FRIDAY, April 19, 2024
nationthailand

IP department’s inefficiency puts lives at risk, HIV activists fume

IP department’s inefficiency puts lives at risk, HIV activists fume

HIV/AIDS activists have attacked the Intellectual Property Department (IPD) for perceived inefficiency, which they blame for hurting patients’ access to useful medicines.

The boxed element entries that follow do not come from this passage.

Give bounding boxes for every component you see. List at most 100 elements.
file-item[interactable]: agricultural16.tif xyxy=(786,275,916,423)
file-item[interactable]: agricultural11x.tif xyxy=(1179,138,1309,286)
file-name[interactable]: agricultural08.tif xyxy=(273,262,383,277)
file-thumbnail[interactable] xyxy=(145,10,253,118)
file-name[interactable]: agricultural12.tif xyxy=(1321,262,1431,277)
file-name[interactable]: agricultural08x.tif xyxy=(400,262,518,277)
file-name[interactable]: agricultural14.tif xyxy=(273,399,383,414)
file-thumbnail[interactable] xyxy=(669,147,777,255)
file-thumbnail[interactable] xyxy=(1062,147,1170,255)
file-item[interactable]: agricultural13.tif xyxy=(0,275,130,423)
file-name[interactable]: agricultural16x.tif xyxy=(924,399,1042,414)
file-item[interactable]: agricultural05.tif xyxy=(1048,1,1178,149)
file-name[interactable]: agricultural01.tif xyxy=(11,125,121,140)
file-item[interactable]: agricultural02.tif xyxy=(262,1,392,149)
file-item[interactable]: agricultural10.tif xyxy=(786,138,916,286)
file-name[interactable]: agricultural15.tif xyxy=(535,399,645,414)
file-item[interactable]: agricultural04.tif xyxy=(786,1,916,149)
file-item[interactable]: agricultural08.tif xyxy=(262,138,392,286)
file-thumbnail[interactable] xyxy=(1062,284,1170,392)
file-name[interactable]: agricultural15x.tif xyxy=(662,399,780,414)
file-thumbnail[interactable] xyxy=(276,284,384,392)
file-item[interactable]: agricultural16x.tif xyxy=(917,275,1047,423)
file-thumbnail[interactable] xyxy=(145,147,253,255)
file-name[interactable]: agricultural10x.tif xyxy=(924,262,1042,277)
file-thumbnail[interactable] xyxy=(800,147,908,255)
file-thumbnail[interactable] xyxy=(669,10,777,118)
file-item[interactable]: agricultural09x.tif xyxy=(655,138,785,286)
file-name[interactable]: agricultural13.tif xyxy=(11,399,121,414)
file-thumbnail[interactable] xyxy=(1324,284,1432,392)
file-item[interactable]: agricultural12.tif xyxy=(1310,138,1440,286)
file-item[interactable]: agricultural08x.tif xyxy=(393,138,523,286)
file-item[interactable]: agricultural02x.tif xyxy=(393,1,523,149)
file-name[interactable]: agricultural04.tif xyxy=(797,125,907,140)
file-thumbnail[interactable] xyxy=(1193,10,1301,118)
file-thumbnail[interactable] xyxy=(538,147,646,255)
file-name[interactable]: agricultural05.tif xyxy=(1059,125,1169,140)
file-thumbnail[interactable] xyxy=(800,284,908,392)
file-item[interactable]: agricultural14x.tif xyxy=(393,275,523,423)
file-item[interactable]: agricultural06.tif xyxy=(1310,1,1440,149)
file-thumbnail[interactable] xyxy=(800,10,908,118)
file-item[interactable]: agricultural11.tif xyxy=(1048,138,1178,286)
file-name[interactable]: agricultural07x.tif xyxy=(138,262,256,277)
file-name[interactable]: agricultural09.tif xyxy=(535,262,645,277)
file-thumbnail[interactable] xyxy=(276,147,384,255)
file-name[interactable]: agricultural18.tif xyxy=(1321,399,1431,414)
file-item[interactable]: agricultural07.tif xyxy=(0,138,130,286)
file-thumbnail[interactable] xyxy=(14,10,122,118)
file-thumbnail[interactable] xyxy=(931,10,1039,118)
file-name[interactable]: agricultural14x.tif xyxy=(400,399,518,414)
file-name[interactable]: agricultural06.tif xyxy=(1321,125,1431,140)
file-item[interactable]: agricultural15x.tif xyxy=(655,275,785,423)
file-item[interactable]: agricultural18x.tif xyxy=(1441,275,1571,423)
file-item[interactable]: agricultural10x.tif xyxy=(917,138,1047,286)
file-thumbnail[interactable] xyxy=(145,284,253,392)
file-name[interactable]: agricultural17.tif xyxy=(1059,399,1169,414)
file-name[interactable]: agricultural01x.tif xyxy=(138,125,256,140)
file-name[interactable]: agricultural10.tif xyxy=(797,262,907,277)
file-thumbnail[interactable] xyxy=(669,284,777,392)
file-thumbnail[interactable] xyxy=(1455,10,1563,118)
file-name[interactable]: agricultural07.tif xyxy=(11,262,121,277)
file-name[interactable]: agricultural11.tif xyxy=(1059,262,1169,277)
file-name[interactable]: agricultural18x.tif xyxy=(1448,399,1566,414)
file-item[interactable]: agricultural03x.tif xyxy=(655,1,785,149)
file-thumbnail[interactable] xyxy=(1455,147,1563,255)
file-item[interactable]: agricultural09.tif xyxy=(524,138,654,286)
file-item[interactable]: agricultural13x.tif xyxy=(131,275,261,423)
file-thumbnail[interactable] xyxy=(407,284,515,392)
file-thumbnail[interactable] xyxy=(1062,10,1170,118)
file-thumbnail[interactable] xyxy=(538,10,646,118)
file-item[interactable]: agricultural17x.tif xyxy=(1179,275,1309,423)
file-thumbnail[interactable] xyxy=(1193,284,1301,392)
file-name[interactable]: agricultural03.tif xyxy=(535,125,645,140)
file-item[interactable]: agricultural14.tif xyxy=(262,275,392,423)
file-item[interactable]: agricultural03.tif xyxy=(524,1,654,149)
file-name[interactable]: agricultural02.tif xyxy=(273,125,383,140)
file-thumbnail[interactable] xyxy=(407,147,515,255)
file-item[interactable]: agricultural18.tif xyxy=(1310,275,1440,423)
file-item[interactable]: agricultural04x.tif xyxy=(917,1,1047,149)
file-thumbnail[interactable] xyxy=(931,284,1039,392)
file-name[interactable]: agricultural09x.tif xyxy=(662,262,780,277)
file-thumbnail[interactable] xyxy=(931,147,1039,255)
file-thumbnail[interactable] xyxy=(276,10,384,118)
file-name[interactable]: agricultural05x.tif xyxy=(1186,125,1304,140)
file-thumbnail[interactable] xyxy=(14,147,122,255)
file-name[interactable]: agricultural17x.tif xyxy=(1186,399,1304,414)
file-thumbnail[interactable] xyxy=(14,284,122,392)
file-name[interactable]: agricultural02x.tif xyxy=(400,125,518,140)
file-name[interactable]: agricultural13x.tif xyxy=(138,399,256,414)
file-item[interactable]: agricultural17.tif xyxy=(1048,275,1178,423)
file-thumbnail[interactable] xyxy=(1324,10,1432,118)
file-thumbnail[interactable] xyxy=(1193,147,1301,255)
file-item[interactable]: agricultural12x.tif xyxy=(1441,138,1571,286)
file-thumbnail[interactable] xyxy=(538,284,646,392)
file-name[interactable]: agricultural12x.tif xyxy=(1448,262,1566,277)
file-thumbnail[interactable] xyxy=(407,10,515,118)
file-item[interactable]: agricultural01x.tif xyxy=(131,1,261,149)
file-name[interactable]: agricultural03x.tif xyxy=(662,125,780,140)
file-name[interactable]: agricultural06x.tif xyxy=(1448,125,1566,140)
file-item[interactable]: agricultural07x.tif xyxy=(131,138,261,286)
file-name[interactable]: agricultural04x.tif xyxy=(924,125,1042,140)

“The IPD has adversely affected the lives of people in Thailand by not throwing out patent applications that should have long been rejected,” Nimit Tien-udom, director of the Aids Access Foundation, said yesterday. 
He spoke as he and representatives of the Thai Network of People Living with HIV/Aids (TNP+) turned up at the department to demand that it remove four patent applications for medicines from its system because they had long been disputed.
“Because the IPD has not removed these applications from its system, the Government Pharmaceutical Organisation (GPO) does not dare make these medicines. 
“When Thailand does not make these medicines under compulsory licensing, patients have difficulty accessing them. These medicines remain expensive,” Nimit said.
He said his group had objected to four patent applications within the 90-day period after the applications were first advertised. One of them was for Raltegravir, and the other three for Sofosbuvir. 
By law, the IPD must advertise a patent application after receiving it. If anyone disagrees with the issuance of a patent related to the application, they must do so within 90 days of the advertising. Still, items in patent applications continue to receive legal protection until the IPD rejects them. 
“By not throwing out their applications, it’s as if the IPD has granted them a patent because they enjoy legal protection. Who suffers then?” Nimit asked. “The answer is patients and the National Health Security Office”, which offers most types of medical services to about 48 million Thais for free. 
Raltegravir is used in a combination with other medications as an anti-retroviral to treat HIV/Aids.
Sofosbuvir is a direct acting antiviral medication used as part of combination therapy to treat chronic Hepatitis C – an infectious liver disease caused by infection with Hepatitis C Virus (HCV).

IP department’s inefficiency puts lives at risk, HIV activists fume
“The risk of people living with HIV contracting HCV is 10 times more than for others,” Nimit said. 
He complained that the IPD was inefficient in handling medicine-related patent applications. 
According to him, the IPD has acknowledged the disputes against four patent applications in 2016 and 2017. 
“But to date, medicines at the centre of the applications continue to receive protection,” Nimit said. 
He said the IPD needed to provide clear answers, because patients had already suffered for too long. “Medicines in these patent applications are nothing new. They do not deserve protection under intellectual-property law,” he said. 
He also criticised the IPD for always giving confusing information, when they are asked if patent applications related to medicines for people living with HIV had been filed.
“Sometimes, we have had to ask for information from drug manufacturers,” he said. Nimit spoke up just a few days before World Aids Day, which has been observed worldwide since 1988 to raise public awareness on HIV.